I'm looking through email and come across a Google Alert for "Spencer Schaffner." Two or three links come in a day via this net, usually amounting to nothing, but I use the alert (and others like it) to keep track of the basic parameters of my web footprint.
Today's link is to coursehero.com, a site based (in part) on mining syllabi and reposting them in altered, stripped-down form. Soooo, since I post course materials and a syllabus every time I teach, and I have been doing this for the past nine years, you can imagine my astonishment at the volume of mined and reposted material over at coursehero.
In a little iFrame, my materials in their unformatted new form look like this:
I used to get bothered when I learned that someone had taken something I'd put online and presented it as their own (without attribution). And syndication can be equally frustrating online; in this case, it's happened without consent and via mechanisms of automation. Via such tools, the web becomes a garbage dump of duplicates and copies. As I've mentioned a couple of times before, originals seem to exist online only momentarily before being copied and republished for further purposes of copying.
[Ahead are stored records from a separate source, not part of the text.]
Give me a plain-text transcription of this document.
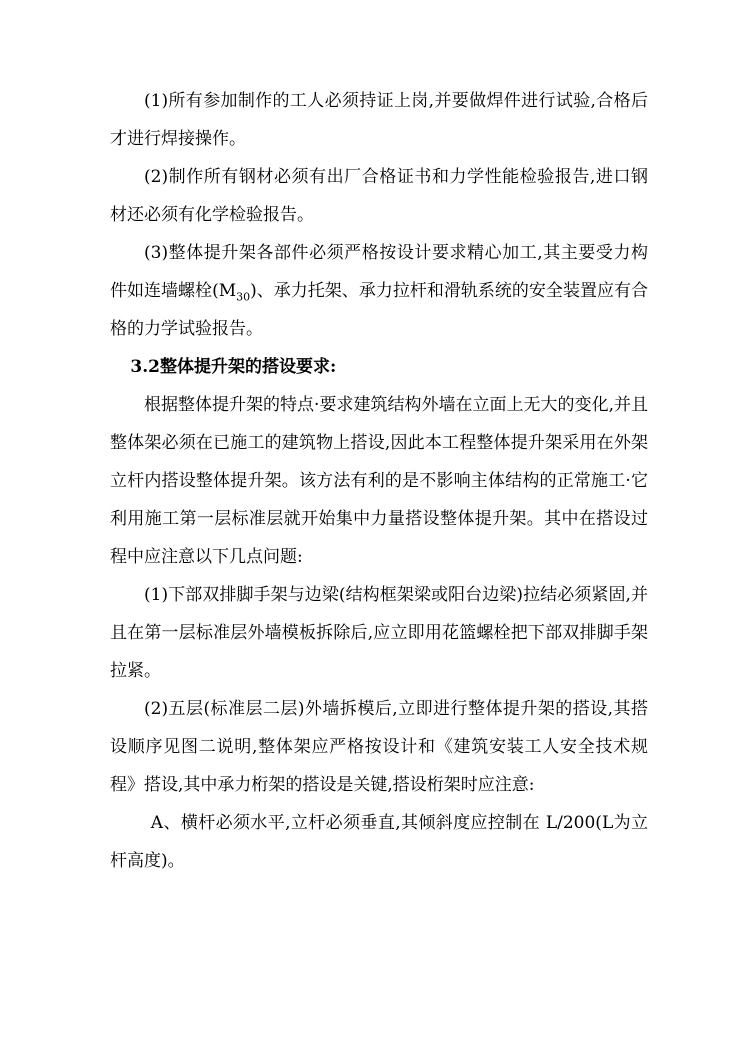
(1)所有参加制作的工人必须持证上岗,并要做焊件进行试验,合格后才进行焊接操作。
(2)制作所有钢材必须有出厂合格证书和力学性能检验报告,进口钢材还必须有化学检验报告。
(3)整体提升架各部件必须严格按设计要求精心加工,其主要受力构件如连墙螺栓$(M_{30})$、承力托架、承力拉杆和滑轨系统的安全装置应有合格的力学试验报告。
3.2整体提升架的搭设要求:
根据整体提升架的特点·要求建筑结构外墙在立面上无大的变化,并且整体架必须在已施工的建筑物上搭设,因此本工程整体提升架采用在外架立杆内搭设整体提升架。该方法有利的是不影响主体结构的正常施工·它利用施工第一层标准层就开始集中力量搭设整体提升架。其中在搭设过程中应注意以下几点问题:
(1)下部双排脚手架与边梁(结构框架梁或阳台边梁)拉结必须紧固,并且在第一层标准层外墙模板拆除后,应立即用花篮螺栓把下部双排脚手架拉紧。
(2)五层(标准层二层)外墙拆模后,立即进行整体提升架的搭设,其搭设顺序见图二说明,整体架应严格按设计和《建筑安装工人安全技术规程》搭设,其中承力桁架的搭设是关键,搭设桁架时应注意:
A、横杆必须水平,立杆必须垂直,其倾斜度应控制在 L/200(L为立杆高度)。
In the case of syllabi being ripped off, I'm not too bothered: course materials are meant to be shared, tweaked, and repurposed. If someone can find something useful in course materials, and students benefit, then that's cool. At the same time, by stripping my course materials of all features of design and context, they now look kind of sad online.
I'm tempted to turn all text I post online into images in some desperate attempt to limit the extent to which my words are mined and spread around. But why bother?